HOULTON, Maine — Concerns about finances and the delivery of critical services were on the minds of many Aroostook County residents Friday as they prepared for a looming state shutdown.

Although a special panel endorsed a budget package Thursday night, Gov. Paul LePage refused Friday to sign it, essentially assuring a partial shutdown of state government at midnight.

The governor said that he primarily objected to the overall monetary total for the budget package, which is around $7.1 billion, and that it proposes raising the state’s lodging tax from 9 percent to 10.5 percent.

That was bad news for a number of people in Aroostook County.

Sharon Henderson of Houlton said she was looking forward to a visit from several cousins and their family members from Rhode Island this weekend and over the 4th of July. Now, she doubts they are coming.

“Just the word ‘shutdown’ turns tourists away,” she said. “This is so upsetting. Who wants to come to a state on vacation if you aren’t really sure you’ll be able to do everything that you want? My relatives said that unless things change, they’ll likely just take a trip to Boston and come later in the summer.”

If a shutdown occurs, the governor’s office said that essential services such as Maine State Police, the Maine Warden Service and the Department of Corrections will continue to operate. The decision, however, will shutter all Bureau of Motor Vehicles offices across the state making applying for a driver’s license or taking a license exam impossible. Online services will continue, so residents will be able to renew licenses. Online permits for overweight or oversized vehicles will be unavailable.

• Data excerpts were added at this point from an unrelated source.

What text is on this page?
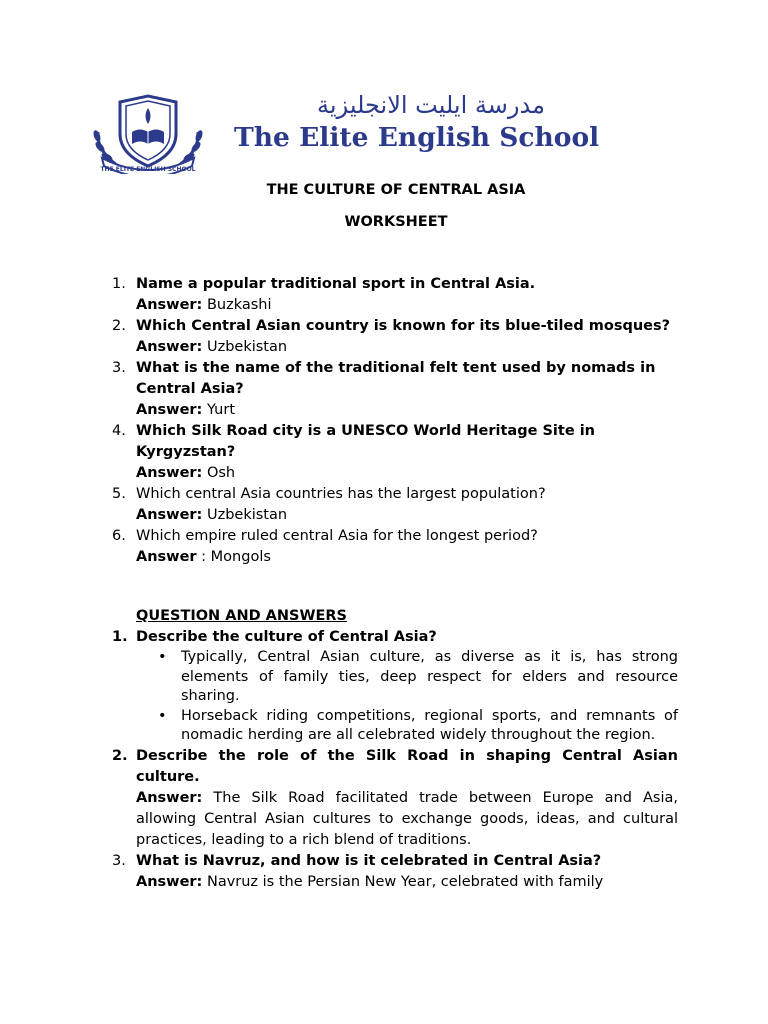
THE ELITE ENGLISH SCHOOL
مدرسة ايليت الانجليزية
The Elite English School
THE CULTURE OF CENTRAL ASIA
WORKSHEET
1. Name a popular traditional sport in Central Asia.
Answer: Buzkashi
2. Which Central Asian country is known for its blue-tiled mosques?
Answer: Uzbekistan
3. What is the name of the traditional felt tent used by nomads in Central Asia?
Answer: Yurt
4. Which Silk Road city is a UNESCO World Heritage Site in Kyrgyzstan?
Answer: Osh
5. Which central Asia countries has the largest population?
Answer: Uzbekistan
6. Which empire ruled central Asia for the longest period?
Answer : Mongols
QUESTION AND ANSWERS
1. Describe the culture of Central Asia?
• Typically, Central Asian culture, as diverse as it is, has strong elements of family ties, deep respect for elders and resource sharing.
• Horseback riding competitions, regional sports, and remnants of nomadic herding are all celebrated widely throughout the region.
2. Describe the role of the Silk Road in shaping Central Asian culture.
Answer: The Silk Road facilitated trade between Europe and Asia, allowing Central Asian cultures to exchange goods, ideas, and cultural practices, leading to a rich blend of traditions.
3. What is Navruz, and how is it celebrated in Central Asia?
Answer: Navruz is the Persian New Year, celebrated with family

The absence of permits was concerning to Heidi Wells of Presque Isle, who said she “started to worry” after reading of that consequence in the newspaper.

“I am just afraid that you are going to get someone out there who just decides to risk it and drive an overweight vehicle, because they need to keep to their trucking schedule,” she said. “I mean, what if that causes an accident that seriously injures and kills someone?”

James H. Page, chancellor of the University of Maine System, said that “almost all University of Maine System operations will continue, as the UMS FY 2018 budget, which funds our operations starting July 1, was passed by the UMS Board of Trustees at its May meeting and is separate from the state budget.”

“We continue to review whether any university activities will be directly affected,” he continued in a statement. “We will provide more information directly to any employees whose activities are solely and directly funded by a contract with the State of Maine or otherwise impacted.”

The courts in Aroostook County also will scale back their schedule as approximately half of Maine’s 36 courthouses will close if there is a shutdown of state government. District Courts in Houlton and Fort Kent will be the only courthouses open on July 3 and July 5, Aroostook County Superior Court in Caribou will be open on July 6, and Presque Isle District Court will be open on July 7. Staff will limit services, however. The clerks’ offices in the designated courthouses will be minimally staffed, entry screening will be in place where possible, and judges will be available in the designated open courthouse in each county.

Designated criminal matters, such as murder trials, grand jury proceedings and motions to revoke or amend bail will continue. Courts will also hear civil matters, including protection from abuse and protection from harassment, certain child protection matters and mental health commitment hearings and involuntary treatment proceedings.

On Friday, LePage reaffirmed his previously stated position that he won’t support a biennial budget of more than $7.055 billion.